Os goles borbulhantes se alternaram em meio aos risos e uma alegria transbordante. Alegria que talvez se traduzisse pela transgressão de estarem bebendo longe de tudo e de todos, mas principalmente, alegria pela proximidade em que se encontravam ao dividirem uma ocasião em que eram mais que amigas, eram cúmplices.
Meia hora depois davam gargalhadas de um pobre bichinho de jardim com nada mais interessante do que aparecer na frente de duas adolescentes incrivelmente felizes…e bêbadas.
Abraçaram-se como dois camaradas de longas noites boêmias. Liz se afastou e olhou para Fabi com os olhos enevoados pelo álcool e mais uma vez sentiu aquela vertigem de quando a vira sem óculos pela primeira vez. Temerosa de trair os sentimentos que a faziam corar de vergonha, mas que a perseguiam diuturnamente com cruel constância, a loirinha baixou a cabeça embaraçada. Fabiana levantou-lhe o rosto elevando-o pelo queixo.
– O que foi? – perguntou com voz arrastada.
– Eu… – Liz tentou emendar um “Nada, acho que estou um pouco bêbada, cansada e tal…”, mas não conseguiu. De novo aquela catatonia em que os olhos de Fabi a colocavam sem cerimônia ou piedade. – Eu…
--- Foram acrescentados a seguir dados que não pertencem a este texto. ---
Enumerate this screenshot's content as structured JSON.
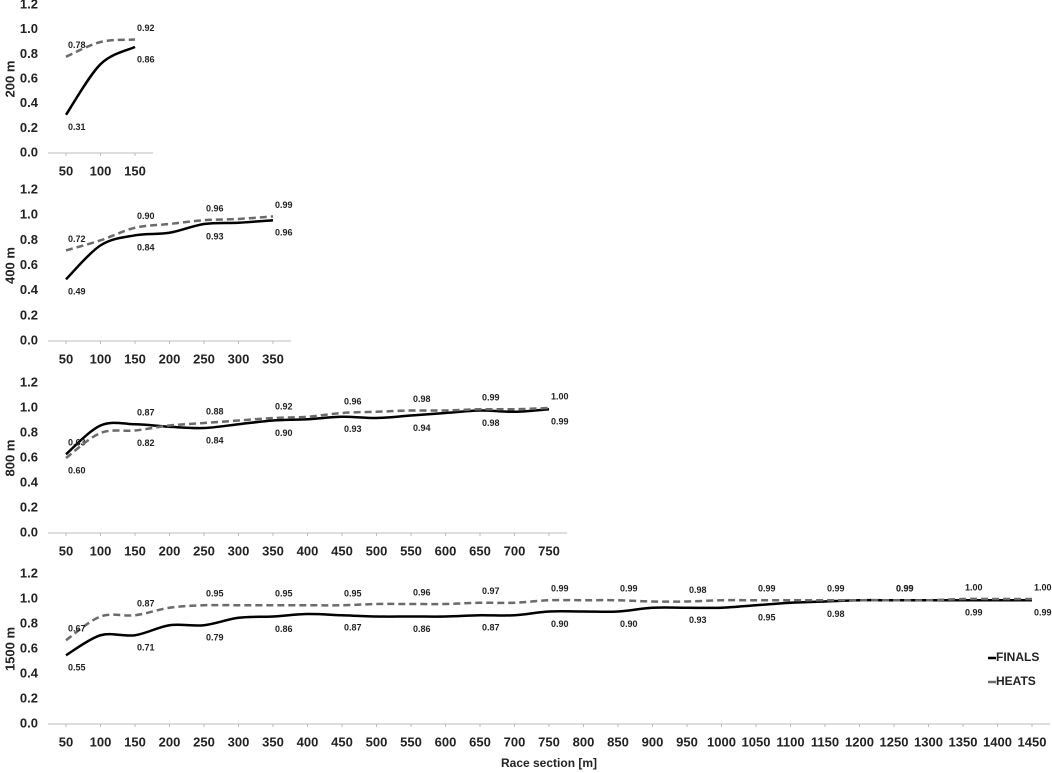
{
  "chart_data": [
    {
      "type": "line",
      "y_label": "200 m",
      "x": [
        50,
        100,
        150
      ],
      "xlim": [
        50,
        150
      ],
      "xticks": [
        50,
        100,
        150
      ],
      "ylim": [
        0,
        1.2
      ],
      "yticks": [
        {
          "value": 0,
          "label": "0.0"
        },
        0.2,
        0.4,
        0.6,
        0.8,
        {
          "value": 1,
          "label": "1.0"
        },
        1.2
      ],
      "series": [
        {
          "color": "#000000",
          "dash": false,
          "values": [
            0.31,
            0.72,
            0.86
          ],
          "value_labels": [
            "0.31",
            null,
            "0.86"
          ]
        },
        {
          "color": "#6b6b6b",
          "dash": true,
          "values": [
            0.78,
            0.9,
            0.92
          ],
          "value_labels": [
            "0.78",
            null,
            "0.92"
          ]
        }
      ]
    },
    {
      "type": "line",
      "y_label": "400 m",
      "x": [
        50,
        100,
        150,
        200,
        250,
        300,
        350
      ],
      "xlim": [
        50,
        350
      ],
      "xticks": [
        50,
        100,
        150,
        200,
        250,
        300,
        350
      ],
      "ylim": [
        0,
        1.2
      ],
      "yticks": [
        {
          "value": 0,
          "label": "0.0"
        },
        0.2,
        0.4,
        0.6,
        0.8,
        {
          "value": 1,
          "label": "1.0"
        },
        1.2
      ],
      "series": [
        {
          "color": "#000000",
          "dash": false,
          "values": [
            0.49,
            0.76,
            0.84,
            0.86,
            0.93,
            0.94,
            0.96
          ],
          "value_labels": [
            "0.49",
            null,
            "0.84",
            null,
            "0.93",
            null,
            "0.96"
          ]
        },
        {
          "color": "#6b6b6b",
          "dash": true,
          "values": [
            0.72,
            0.8,
            0.9,
            0.93,
            0.96,
            0.97,
            0.99
          ],
          "value_labels": [
            "0.72",
            null,
            "0.90",
            null,
            "0.96",
            null,
            "0.99"
          ]
        }
      ]
    },
    {
      "type": "line",
      "y_label": "800 m",
      "x": [
        50,
        100,
        150,
        200,
        250,
        300,
        350,
        400,
        450,
        500,
        550,
        600,
        650,
        700,
        750
      ],
      "xlim": [
        50,
        750
      ],
      "xticks": [
        50,
        100,
        150,
        200,
        250,
        300,
        350,
        400,
        450,
        500,
        550,
        600,
        650,
        700,
        750
      ],
      "ylim": [
        0,
        1.2
      ],
      "yticks": [
        {
          "value": 0,
          "label": "0.0"
        },
        0.2,
        0.4,
        0.6,
        0.8,
        {
          "value": 1,
          "label": "1.0"
        },
        1.2
      ],
      "series": [
        {
          "color": "#000000",
          "dash": false,
          "values": [
            0.63,
            0.86,
            0.87,
            0.85,
            0.84,
            0.87,
            0.9,
            0.91,
            0.93,
            0.92,
            0.94,
            0.96,
            0.98,
            0.97,
            0.99
          ],
          "value_labels": [
            "0.63",
            null,
            "0.87",
            null,
            "0.84",
            null,
            "0.90",
            null,
            "0.93",
            null,
            "0.94",
            null,
            "0.98",
            null,
            "0.99"
          ]
        },
        {
          "color": "#6b6b6b",
          "dash": true,
          "values": [
            0.6,
            0.8,
            0.82,
            0.86,
            0.88,
            0.9,
            0.92,
            0.93,
            0.96,
            0.97,
            0.98,
            0.98,
            0.99,
            0.99,
            1.0
          ],
          "value_labels": [
            "0.60",
            null,
            "0.82",
            null,
            "0.88",
            null,
            "0.92",
            null,
            "0.96",
            null,
            "0.98",
            null,
            "0.99",
            null,
            "1.00"
          ]
        }
      ]
    },
    {
      "type": "line",
      "y_label": "1500 m",
      "x_label": "Race section [m]",
      "legend": "right",
      "x": [
        50,
        100,
        150,
        200,
        250,
        300,
        350,
        400,
        450,
        500,
        550,
        600,
        650,
        700,
        750,
        800,
        850,
        900,
        950,
        1000,
        1050,
        1100,
        1150,
        1200,
        1250,
        1300,
        1350,
        1400,
        1450
      ],
      "xlim": [
        50,
        1450
      ],
      "xticks": [
        50,
        100,
        150,
        200,
        250,
        300,
        350,
        400,
        450,
        500,
        550,
        600,
        650,
        700,
        750,
        800,
        850,
        900,
        950,
        1000,
        1050,
        1100,
        1150,
        1200,
        1250,
        1300,
        1350,
        1400,
        1450
      ],
      "ylim": [
        0,
        1.2
      ],
      "yticks": [
        {
          "value": 0,
          "label": "0.0"
        },
        0.2,
        0.4,
        0.6,
        0.8,
        {
          "value": 1,
          "label": "1.0"
        },
        1.2
      ],
      "series": [
        {
          "name": "FINALS",
          "color": "#000000",
          "dash": false,
          "values": [
            0.55,
            0.71,
            0.71,
            0.79,
            0.79,
            0.85,
            0.86,
            0.88,
            0.87,
            0.86,
            0.86,
            0.86,
            0.87,
            0.87,
            0.9,
            0.9,
            0.9,
            0.93,
            0.93,
            0.93,
            0.95,
            0.97,
            0.98,
            0.99,
            0.99,
            0.99,
            0.99,
            0.99,
            0.99
          ],
          "value_labels": [
            "0.55",
            null,
            "0.71",
            null,
            "0.79",
            null,
            "0.86",
            null,
            "0.87",
            null,
            "0.86",
            null,
            "0.87",
            null,
            "0.90",
            null,
            "0.90",
            null,
            "0.93",
            null,
            "0.95",
            null,
            "0.98",
            null,
            "0.99",
            null,
            "0.99",
            null,
            "0.99"
          ]
        },
        {
          "name": "HEATS",
          "color": "#6b6b6b",
          "dash": true,
          "values": [
            0.67,
            0.86,
            0.87,
            0.93,
            0.95,
            0.95,
            0.95,
            0.95,
            0.95,
            0.96,
            0.96,
            0.96,
            0.97,
            0.97,
            0.99,
            0.99,
            0.99,
            0.98,
            0.98,
            0.99,
            0.99,
            0.99,
            0.99,
            0.99,
            0.99,
            0.99,
            1.0,
            1.0,
            1.0
          ],
          "value_labels": [
            "0.67",
            null,
            "0.87",
            null,
            "0.95",
            null,
            "0.95",
            null,
            "0.95",
            null,
            "0.96",
            null,
            "0.97",
            null,
            "0.99",
            null,
            "0.99",
            null,
            "0.98",
            null,
            "0.99",
            null,
            "0.99",
            null,
            "0.99",
            null,
            "1.00",
            null,
            "1.00"
          ]
        }
      ]
    }
  ]
}
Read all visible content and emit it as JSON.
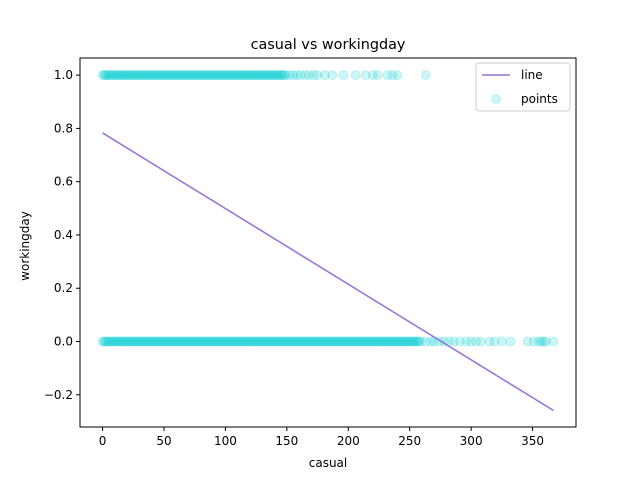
{
  "chart_data": {
    "type": "scatter",
    "title": "casual vs workingday",
    "xlabel": "casual",
    "ylabel": "workingday",
    "xlim": [
      -18.35,
      385.35
    ],
    "ylim": [
      -0.3209,
      1.0643
    ],
    "xticks": [
      0,
      50,
      100,
      150,
      200,
      250,
      300,
      350
    ],
    "yticks": [
      -0.2,
      0.0,
      0.2,
      0.4,
      0.6,
      0.8,
      1.0
    ],
    "ytick_labels": [
      "−0.2",
      "0.0",
      "0.2",
      "0.4",
      "0.6",
      "0.8",
      "1.0"
    ],
    "grid": false,
    "legend_position": "top-right",
    "series": [
      {
        "name": "line",
        "kind": "line",
        "color": "#9370db",
        "x": [
          0,
          367
        ],
        "y": [
          0.783,
          -0.259
        ]
      },
      {
        "name": "points",
        "kind": "scatter",
        "color": "#00ced1",
        "alpha": 0.2,
        "groups": [
          {
            "y": 1,
            "dense_x": [
              0,
              150
            ],
            "x": [
              152,
              155,
              158,
              161,
              165,
              168,
              172,
              175,
              181,
              187,
              196,
              206,
              214,
              220,
              224,
              232,
              236,
              240,
              263
            ]
          },
          {
            "y": 0,
            "dense_x": [
              0,
              260
            ],
            "x": [
              263,
              267,
              270,
              274,
              278,
              282,
              286,
              291,
              296,
              300,
              304,
              308,
              315,
              319,
              325,
              332,
              346,
              351,
              355,
              357,
              359,
              361,
              367
            ]
          }
        ]
      }
    ]
  }
}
Desistiu de tentar falar. Ao invés, ergueu as mãos e tocou o rosto de sua melhor amiga com a ponta dos dedos. Fabiana fechou os olhos. Liz então passeou os dedos pela mandíbula harmoniosa. Fabiana suspirou. Com a cautela derrotada pelo champanhe, Liz tocou os lábios da morena com o coração aos saltos. Fabiana os entreabriu instintivamente e, em seguida, levou a mão à mão de Liz, sobre a sua boca, e a beijou na palma sem abrir os olhos. Liz aproximou-se do rosto de sua amiga e beijou-lhe a face com delicadeza. A outra mão de Fabiana elevou-se e segurou a cabeça de Liz grudada ao seu rosto. Liz também fechou os olhos e se deixou ficar ali absorvendo o cheiro e o calor gostoso que vinha de Fabiana. Poderia esperar o juízo final naquela posição. Mas…Ah, os nossos desejos inelutáveis!, Liz tornou a beijar o rosto de Fabi com adoração. As bochechas, as sobrancelhas. Roçou os cílios negros e longos. Pontilhou o nariz reto e parou de frente à boca vermelha.
Estancou.
Abriu os olhos e deu com os de Fabiana olhando para ela a míseros centímetros de distância. Fitaram-se silenciosamente, sentindo aquela força magnética, tão tênue quanto poderosa, que circunda as nossas vontades mais ocultas. Para culminar a noite das mais loucas surpresas, foi Fabiana que avançou a boca e tocou a boca de Liz.
Talvez a investida da parte mais tímida da dupla não fosse tão surpreendente assim. Talvez, não fosse a atitude de Fabiana, Liz jamais tomasse a iniciativa, como é comum às pessoas que já perderam tanto na vida que pensam milhares de vezes antes de se aventurar a perder, por um ato que não têm certeza de que será bem-vindo, aquilo que mais amam no mundo.
Portanto…
Liz não ousou se mexer sequer um milímetro. Deixou a sua boca à disposição dos beijos contínuos e ingênuos da sua Fabiana que os repetia como a experimentar uma textura, uma maciez, um sabor até então desconhecidos. De repente, Fabiana passou as mãos pelo pescoço da menina mais baixa e a beijou com força e sem perícia, sem saber o que fazer com aquela ânsia crescente por mais e mais sensações que lhe roía o estômago. Foi a vez de Liz finalmente reagir. A loirinha passou os dedos pelos cabelos negros e sedosos em torno da nuca de Fabiana e passou a mostrar-lhe com imensa doçura o bailado delicioso das línguas e dos lábios.